Extended referencing hybrid with selective duplication
Extended referencing: hybrid with selective duplication
In some scenarios, both entities involved in the relationship are considered important enough to exist independently, yet optimizing access patterns justifies duplicating certain attributes between them.
This approach follows the well-established Extended Reference Pattern, widely used in document modeling practices.
Repository of examples
The sample models used in the examples below can be found in this repository. They can be opened in the browser with the following links, provided proper license:
- 4a-Extended referencing to normalization before modeler intervention-Oracle.hck.json
- 4b-Extended referencing to normalization after modeler intervention-Oracle.hck.json
Note also the naming convention applied to transform business names in the Polyglot model with Pascal case and spaces, into technical names int he physical models with lowercase and underscores)
Example of customer and product reviews with duplicated attributes
In this example:
-
The Customer entity contains:
-
Core customer attributes
-
A Reviews array, where each review includes:
- The Product identifier as a foreign key
- The Product name duplicated for convenience
- The Rating
-
-
The Product entity contains:
-
Product details
-
A Reviews array, where each review includes:
-
The Rating
-
A nested Customer object containing:
- The Customer identifier as a foreign key
- The Pseudo duplicated for convenience
-
-
This structure allows efficient access to relevant information from both sides:
- From the Customer document, you can see all written reviews with the product name directly accessible
- From the Product document, you can access reviews and key customer information without additional lookups
The attributes chosen for duplication depend entirely on the business context and access patterns.
Foreign key vs. foreign master relationships
In Hackolade Studio, the visual representation of relationships distinguishes between:
- Foreign key relationships (solid lines): These point directly to the primary key of another entity, representing classic foreign key behavior.
- Foreign master relationships (dotted lines): These indicate attributes that are duplicated from another entity but do not correspond to the primary key. Typically, they represent stable, descriptive fields selectively copied to improve performance or support application needs.

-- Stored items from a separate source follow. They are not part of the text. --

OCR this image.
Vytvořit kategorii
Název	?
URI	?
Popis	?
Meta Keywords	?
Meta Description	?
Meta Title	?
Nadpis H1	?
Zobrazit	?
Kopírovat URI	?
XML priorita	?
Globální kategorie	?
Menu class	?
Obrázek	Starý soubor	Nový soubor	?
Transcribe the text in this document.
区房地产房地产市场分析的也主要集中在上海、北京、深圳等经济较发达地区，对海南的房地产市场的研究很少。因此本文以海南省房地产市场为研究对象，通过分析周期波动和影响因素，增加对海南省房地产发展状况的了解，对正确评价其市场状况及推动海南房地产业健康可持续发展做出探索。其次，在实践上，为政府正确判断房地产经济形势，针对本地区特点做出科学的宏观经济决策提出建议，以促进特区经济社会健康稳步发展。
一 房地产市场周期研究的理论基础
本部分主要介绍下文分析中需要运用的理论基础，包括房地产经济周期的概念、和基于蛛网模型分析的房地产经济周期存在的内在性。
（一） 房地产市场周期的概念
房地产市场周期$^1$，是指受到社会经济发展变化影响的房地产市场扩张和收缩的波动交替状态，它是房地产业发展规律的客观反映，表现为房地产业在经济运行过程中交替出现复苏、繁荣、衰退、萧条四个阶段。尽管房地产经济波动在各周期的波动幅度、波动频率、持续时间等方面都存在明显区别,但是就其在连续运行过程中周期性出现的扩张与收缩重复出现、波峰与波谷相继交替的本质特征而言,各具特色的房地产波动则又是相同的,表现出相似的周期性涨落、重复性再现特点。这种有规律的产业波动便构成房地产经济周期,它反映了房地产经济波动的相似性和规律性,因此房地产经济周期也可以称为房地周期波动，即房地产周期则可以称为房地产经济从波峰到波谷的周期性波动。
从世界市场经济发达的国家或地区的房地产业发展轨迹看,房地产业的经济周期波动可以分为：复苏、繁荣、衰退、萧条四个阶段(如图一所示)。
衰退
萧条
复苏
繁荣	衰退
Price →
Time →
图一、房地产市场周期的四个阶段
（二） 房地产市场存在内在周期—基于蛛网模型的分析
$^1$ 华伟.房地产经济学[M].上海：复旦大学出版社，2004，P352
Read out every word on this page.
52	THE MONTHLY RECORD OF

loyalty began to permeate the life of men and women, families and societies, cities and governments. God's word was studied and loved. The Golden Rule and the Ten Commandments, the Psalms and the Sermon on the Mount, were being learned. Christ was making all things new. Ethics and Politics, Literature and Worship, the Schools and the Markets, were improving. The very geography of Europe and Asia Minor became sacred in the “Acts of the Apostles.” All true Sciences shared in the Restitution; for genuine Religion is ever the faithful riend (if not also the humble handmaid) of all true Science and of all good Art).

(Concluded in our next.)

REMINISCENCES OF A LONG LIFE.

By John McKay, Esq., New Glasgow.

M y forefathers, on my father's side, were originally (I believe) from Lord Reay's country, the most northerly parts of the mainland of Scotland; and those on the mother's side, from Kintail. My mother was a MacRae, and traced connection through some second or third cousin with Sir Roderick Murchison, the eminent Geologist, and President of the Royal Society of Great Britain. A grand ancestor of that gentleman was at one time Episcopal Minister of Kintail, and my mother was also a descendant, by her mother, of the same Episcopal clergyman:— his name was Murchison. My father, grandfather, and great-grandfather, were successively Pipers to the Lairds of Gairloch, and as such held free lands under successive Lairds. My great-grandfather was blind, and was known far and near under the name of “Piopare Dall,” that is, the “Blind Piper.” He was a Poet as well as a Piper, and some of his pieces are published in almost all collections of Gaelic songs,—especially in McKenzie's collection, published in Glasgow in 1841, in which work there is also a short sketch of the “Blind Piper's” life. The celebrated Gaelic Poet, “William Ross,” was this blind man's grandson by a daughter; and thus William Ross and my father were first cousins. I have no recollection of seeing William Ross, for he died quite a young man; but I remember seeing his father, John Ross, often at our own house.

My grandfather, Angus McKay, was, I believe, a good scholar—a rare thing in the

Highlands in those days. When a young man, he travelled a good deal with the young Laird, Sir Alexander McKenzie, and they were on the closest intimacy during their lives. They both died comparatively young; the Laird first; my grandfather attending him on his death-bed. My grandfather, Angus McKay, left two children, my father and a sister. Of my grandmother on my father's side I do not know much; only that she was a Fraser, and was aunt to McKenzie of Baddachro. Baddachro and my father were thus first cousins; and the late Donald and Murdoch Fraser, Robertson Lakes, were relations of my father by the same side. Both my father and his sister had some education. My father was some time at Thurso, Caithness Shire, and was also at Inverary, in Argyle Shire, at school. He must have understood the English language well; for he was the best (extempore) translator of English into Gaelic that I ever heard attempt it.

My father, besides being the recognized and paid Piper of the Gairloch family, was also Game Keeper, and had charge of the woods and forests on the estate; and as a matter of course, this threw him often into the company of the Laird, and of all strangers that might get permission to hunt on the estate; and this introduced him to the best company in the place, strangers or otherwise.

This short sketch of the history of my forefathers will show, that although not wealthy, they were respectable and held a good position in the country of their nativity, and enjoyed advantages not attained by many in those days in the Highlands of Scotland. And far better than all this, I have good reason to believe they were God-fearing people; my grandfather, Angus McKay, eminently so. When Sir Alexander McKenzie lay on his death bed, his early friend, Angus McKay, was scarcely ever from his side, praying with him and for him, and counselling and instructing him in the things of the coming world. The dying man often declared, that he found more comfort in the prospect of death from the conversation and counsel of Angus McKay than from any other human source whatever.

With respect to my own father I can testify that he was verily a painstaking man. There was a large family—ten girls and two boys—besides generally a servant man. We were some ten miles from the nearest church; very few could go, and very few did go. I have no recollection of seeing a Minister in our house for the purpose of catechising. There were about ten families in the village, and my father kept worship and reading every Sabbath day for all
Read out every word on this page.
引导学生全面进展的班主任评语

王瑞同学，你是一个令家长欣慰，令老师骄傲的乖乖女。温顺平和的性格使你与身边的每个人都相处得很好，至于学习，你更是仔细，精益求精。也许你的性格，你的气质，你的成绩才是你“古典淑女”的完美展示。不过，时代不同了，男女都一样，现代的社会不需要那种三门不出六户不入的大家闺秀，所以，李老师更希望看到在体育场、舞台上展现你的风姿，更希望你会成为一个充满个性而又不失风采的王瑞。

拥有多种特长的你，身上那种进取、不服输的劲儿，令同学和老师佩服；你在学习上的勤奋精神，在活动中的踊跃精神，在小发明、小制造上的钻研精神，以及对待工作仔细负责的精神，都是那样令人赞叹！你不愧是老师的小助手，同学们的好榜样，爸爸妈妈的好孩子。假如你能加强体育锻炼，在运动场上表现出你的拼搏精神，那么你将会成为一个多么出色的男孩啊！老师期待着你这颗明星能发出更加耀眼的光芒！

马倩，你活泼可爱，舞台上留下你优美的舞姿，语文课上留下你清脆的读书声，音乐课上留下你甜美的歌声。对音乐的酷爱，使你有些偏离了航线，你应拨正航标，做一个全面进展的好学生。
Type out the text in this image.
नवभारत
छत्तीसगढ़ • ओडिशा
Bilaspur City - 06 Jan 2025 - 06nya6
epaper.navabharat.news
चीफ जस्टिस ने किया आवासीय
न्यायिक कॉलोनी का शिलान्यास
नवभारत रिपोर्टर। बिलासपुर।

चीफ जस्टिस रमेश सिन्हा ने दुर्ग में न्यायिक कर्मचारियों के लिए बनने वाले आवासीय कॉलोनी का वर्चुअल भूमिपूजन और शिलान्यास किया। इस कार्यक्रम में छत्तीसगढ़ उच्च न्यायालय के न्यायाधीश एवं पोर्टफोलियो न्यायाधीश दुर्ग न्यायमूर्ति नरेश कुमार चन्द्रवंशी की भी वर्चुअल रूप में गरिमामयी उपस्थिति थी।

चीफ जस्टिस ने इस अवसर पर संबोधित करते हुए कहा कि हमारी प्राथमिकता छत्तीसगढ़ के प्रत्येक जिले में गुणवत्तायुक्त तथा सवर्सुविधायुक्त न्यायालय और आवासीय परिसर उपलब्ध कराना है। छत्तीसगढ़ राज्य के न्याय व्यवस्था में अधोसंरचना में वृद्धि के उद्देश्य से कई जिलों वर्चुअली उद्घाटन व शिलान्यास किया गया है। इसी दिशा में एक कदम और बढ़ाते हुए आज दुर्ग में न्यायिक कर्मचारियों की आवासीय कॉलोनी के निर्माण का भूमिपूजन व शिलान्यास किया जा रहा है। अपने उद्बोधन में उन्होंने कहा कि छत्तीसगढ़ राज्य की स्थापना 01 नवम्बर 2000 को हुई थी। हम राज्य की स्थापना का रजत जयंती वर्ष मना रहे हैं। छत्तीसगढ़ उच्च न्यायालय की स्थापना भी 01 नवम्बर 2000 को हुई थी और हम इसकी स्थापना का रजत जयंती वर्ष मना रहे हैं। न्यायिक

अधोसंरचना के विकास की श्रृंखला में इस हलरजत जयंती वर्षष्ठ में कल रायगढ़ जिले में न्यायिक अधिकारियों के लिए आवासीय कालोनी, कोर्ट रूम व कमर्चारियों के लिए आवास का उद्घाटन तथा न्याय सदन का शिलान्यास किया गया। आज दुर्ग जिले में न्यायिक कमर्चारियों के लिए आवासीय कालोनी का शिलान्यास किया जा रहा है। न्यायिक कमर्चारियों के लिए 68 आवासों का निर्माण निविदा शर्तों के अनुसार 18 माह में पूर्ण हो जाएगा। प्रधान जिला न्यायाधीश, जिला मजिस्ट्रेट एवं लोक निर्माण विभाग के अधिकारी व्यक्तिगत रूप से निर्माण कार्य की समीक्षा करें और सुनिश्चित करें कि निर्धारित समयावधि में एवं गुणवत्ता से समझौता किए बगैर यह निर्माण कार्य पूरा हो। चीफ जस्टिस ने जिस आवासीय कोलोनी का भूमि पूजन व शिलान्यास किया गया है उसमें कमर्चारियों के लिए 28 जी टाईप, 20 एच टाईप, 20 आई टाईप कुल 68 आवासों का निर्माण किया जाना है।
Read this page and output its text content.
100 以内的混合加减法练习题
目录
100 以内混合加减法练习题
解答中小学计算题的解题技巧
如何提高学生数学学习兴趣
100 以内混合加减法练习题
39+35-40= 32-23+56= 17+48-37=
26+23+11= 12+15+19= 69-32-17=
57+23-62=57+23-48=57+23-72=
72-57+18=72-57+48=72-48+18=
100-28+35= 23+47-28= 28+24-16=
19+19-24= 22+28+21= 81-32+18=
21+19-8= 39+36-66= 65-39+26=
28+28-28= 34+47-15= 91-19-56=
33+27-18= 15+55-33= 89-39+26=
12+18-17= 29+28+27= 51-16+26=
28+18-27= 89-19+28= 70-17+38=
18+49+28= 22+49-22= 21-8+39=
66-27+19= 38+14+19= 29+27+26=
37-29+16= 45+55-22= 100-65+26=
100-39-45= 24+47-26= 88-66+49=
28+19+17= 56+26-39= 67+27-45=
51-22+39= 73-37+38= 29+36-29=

This visual distinction helps clarify which attributes are true relational keys, and which are duplicated for convenience within the extended reference pattern.
Derivation with normalization
When deriving this Polyglot Logical Model to a relational physical model with normalization, the following structure is generated:
-
A customer table containing customer details
-
A product table containing product details
-
Two separate reviews tables:
- One reflecting the Reviews array embedded in the Product entity
- One reflecting the Reviews array embedded in the Customer entity
-
A customer1 table containing customer attributes duplicated within the product context
This behavior is expected given the structure of the Polyglot Logical Model and the selective duplication implemented using the extended reference pattern.
However, after derivation, some adjustments are required by the data modeler to align the physical model with relational best practices:
- Keep only a single consolidated reviews table, acting as a true join table between product and customer.
- Remove the redundant reviews and customer1 tables generated during the derivation process.
- Ensure the final reviews table contains the necessary foreign keys.
This step reflects the trade-off inherent to Polyglot Logical Modeling:
- The logical model prioritizes technology agnosticism and flexibility
- Minor adaptations are expected when translating to specific targets like relational databases
The data modeler plays a key role in refining the derived physical model to ensure both structural integrity and optimal performance.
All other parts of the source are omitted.